I swear, the almighty roar my buddy Tom (pictured above) gave when the winner was announced is STILL ringing in my ear. Other souvniers include a lovely sign Tom acquired, which he managed to lug into the bar for the after party before he handed it to me to make its way back to Guildford. I got some funny looks on the last train home from those not snoozin’ from Thursday night debauchery.

All said, it’s hard to write off a dress with such obvious problems when it has that kind of memory AS WELL AS velvet ric rac attached to it. Sweatiness be damned!

On the sewing front, I really would like to get these terrible fitting issues sorted. Inspired by Sarah’s Peony, I was rather hoping to make a green lace version in time for Christmas. Does anyone have any suggestions what I could do to improve the fit?

Those of you who have entered the giveaway… the winners will be announced later this week! I still need to get one part of the package, so keep your eyes peeled for that…

Oh, and on a final note. THANK YOU for being lovely readers. I wouldn’t have won this award without you!

Would you ever sew a wedding dress for someone?

Sometimes, I forget how few people actually sew these days – at least, in comparison to those who regularly buy from the high street.

Unsurprisingly, it often leads to a request or two from friends and acquaintances to fix a pocket here, hem some trousers there or just sew on a button. I’m more than happy to help out with a loose notion or two, but there are some projects just too big for my sewing machine alone to handle.

Picture by Beamillion

Hands up who’s had the wedding dress conversation?

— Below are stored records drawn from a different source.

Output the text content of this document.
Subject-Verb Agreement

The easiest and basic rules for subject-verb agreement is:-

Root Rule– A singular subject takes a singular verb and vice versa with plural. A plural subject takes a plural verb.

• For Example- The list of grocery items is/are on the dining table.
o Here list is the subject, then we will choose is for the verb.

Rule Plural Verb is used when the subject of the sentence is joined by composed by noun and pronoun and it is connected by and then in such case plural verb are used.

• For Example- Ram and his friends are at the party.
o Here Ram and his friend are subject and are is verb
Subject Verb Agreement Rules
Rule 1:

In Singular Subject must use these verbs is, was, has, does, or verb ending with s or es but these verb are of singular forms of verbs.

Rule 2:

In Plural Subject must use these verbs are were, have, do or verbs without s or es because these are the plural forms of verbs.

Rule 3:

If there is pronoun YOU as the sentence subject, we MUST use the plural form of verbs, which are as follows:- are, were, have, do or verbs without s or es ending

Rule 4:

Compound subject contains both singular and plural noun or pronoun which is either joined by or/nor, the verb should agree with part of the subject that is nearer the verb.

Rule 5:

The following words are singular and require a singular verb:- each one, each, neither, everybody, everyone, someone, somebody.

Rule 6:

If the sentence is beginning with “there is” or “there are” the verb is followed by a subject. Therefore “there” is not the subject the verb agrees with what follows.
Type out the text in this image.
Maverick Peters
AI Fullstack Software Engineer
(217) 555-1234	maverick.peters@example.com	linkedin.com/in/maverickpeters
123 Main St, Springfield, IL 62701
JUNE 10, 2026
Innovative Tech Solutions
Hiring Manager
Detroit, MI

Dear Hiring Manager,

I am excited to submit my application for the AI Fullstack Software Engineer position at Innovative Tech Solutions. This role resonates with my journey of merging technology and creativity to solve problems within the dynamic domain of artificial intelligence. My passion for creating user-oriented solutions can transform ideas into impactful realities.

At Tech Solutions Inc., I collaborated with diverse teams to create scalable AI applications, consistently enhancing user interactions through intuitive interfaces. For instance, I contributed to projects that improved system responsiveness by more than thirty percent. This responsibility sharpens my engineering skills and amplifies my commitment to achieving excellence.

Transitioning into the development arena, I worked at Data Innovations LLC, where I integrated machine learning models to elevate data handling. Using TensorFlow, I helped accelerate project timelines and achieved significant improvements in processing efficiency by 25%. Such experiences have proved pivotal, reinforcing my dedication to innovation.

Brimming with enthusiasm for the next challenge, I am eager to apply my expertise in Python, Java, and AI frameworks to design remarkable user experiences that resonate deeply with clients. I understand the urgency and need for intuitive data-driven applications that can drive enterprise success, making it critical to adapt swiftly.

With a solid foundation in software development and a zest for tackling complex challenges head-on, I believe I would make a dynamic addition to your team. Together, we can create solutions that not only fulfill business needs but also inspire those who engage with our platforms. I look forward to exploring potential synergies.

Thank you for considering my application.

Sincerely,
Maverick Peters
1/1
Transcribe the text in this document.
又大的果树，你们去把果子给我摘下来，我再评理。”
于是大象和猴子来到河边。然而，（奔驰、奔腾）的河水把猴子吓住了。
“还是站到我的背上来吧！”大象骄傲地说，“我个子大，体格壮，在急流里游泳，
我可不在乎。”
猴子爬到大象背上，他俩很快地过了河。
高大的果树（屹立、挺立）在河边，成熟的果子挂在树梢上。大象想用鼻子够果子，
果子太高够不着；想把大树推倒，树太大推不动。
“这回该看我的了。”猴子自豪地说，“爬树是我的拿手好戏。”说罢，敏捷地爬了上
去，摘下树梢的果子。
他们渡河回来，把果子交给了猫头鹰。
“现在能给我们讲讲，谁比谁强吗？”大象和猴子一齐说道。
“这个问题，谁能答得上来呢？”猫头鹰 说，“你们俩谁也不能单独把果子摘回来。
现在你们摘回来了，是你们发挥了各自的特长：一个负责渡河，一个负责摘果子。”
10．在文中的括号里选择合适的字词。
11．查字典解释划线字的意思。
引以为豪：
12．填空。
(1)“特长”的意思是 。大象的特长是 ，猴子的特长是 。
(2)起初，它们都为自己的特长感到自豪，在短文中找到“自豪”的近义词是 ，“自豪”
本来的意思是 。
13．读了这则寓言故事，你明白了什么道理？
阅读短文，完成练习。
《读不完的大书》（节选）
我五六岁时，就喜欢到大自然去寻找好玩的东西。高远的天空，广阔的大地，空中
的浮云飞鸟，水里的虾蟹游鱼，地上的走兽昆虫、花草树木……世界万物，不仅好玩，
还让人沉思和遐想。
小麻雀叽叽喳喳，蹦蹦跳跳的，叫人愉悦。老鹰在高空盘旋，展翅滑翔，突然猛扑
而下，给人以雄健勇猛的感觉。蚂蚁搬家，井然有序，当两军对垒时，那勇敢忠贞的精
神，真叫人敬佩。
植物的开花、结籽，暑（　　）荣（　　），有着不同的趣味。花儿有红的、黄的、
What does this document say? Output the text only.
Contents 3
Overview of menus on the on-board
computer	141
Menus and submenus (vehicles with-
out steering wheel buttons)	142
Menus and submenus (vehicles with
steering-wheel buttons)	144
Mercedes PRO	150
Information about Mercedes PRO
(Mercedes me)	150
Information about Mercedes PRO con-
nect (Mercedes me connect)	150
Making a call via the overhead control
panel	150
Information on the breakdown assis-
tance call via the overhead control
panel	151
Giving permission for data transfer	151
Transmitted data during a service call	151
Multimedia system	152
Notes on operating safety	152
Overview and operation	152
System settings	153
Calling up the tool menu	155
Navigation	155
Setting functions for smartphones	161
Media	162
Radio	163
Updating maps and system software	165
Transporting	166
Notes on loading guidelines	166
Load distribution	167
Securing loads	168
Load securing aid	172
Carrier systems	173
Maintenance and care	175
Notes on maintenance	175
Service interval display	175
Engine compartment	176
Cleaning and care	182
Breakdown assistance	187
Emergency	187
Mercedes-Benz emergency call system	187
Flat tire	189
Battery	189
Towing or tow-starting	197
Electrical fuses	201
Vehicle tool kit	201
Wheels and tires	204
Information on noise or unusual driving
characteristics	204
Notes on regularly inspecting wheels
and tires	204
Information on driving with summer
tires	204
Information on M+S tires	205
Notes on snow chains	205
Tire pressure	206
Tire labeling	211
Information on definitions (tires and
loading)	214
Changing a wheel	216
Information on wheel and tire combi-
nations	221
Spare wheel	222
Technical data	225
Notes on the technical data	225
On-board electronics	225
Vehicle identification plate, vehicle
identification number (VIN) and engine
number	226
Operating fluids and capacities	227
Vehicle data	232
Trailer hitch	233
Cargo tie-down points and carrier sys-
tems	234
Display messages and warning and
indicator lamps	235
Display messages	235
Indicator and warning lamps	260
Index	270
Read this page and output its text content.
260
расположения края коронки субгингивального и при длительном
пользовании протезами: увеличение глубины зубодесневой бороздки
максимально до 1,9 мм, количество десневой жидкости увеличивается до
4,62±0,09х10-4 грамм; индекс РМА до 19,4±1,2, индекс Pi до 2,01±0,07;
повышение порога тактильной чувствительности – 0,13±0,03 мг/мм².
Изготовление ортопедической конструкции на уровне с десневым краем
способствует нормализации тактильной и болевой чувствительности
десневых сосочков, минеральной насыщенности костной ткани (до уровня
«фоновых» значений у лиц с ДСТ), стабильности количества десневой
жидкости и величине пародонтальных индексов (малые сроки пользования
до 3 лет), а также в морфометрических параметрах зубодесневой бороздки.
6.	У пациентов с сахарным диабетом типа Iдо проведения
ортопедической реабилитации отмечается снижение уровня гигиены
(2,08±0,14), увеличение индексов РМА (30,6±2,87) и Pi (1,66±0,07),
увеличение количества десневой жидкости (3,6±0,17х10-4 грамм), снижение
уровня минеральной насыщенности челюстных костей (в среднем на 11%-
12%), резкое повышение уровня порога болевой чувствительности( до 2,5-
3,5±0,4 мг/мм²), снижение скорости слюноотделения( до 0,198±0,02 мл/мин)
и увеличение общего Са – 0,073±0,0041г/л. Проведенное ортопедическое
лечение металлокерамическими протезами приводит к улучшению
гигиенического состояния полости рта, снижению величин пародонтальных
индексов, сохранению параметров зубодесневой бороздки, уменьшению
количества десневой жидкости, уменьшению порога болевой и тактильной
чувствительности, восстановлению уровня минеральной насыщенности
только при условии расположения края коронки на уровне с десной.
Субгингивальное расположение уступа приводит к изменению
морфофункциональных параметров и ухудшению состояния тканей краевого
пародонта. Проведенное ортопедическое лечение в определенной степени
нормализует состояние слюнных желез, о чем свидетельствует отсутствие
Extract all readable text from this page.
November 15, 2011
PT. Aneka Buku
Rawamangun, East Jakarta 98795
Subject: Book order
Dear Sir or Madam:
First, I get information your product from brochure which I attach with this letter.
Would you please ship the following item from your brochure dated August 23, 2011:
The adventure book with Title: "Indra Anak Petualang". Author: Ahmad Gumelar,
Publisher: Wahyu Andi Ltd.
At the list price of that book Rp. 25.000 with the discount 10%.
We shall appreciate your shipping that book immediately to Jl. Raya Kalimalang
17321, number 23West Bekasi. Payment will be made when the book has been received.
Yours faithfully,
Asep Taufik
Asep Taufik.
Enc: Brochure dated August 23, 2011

You know the one, where a friend jokes they’d like you, you stitchery type, to whip up a beautiful gown for their special day. Don’t get me wrong, I’d happily undertake such a project for any of my close friends – so long as they don’t go Bridezilla on me when they realise sometimes I have a hard time sewing in a straight line.

But, every now and then, the “joke” comes from an acquaintance and you think… oh wait. They’re being serious, aren’t they?

I can see why it’s tempting. Wedding dresses are bloody expensive. With a talented pal and a sewing machine on your side, you can cut costs and spend that money on more wine at the reception. And I am always, ALWAYS, in favour of more wine.

But this is a task so phenomenally huge – what if you were to get it wrong? I’m not sure I could handle the weight of one bride’s expectations on my amateur sewing. I suck with slippery fabrics, I don’t *do* buttonholes and me and lace aren’t talking at the moment. I would be the WORST wedding-dress-maker candidate, really.

The only serious wedding-related request I’ve ever had came during a curious conversation with a friend from school who’ll be getting married soon enough. Up she popped on my Facebook chat, asking if I still made my own dresses, then how expensive it was… and then how expensive it would potentially be to make say two or three bridesmaid’s dresses.

Perhaps she was genuinely curious about if it would be cheaper to buy fabric and get them made, but she fell silent as soon as I asked her if she was trying to hint she wanted me to make them for her.

Long to the short, I won’t be taking any wedding commissions anytime soon. That is, unless some fella manages to keep me still for long enough to put a ring on it (not bloody likely) – then I’ll probably nab some lace curtains from a charity shop to make my wedding dress for the princely sum of £5. It does mean more money for cake and wine, after all.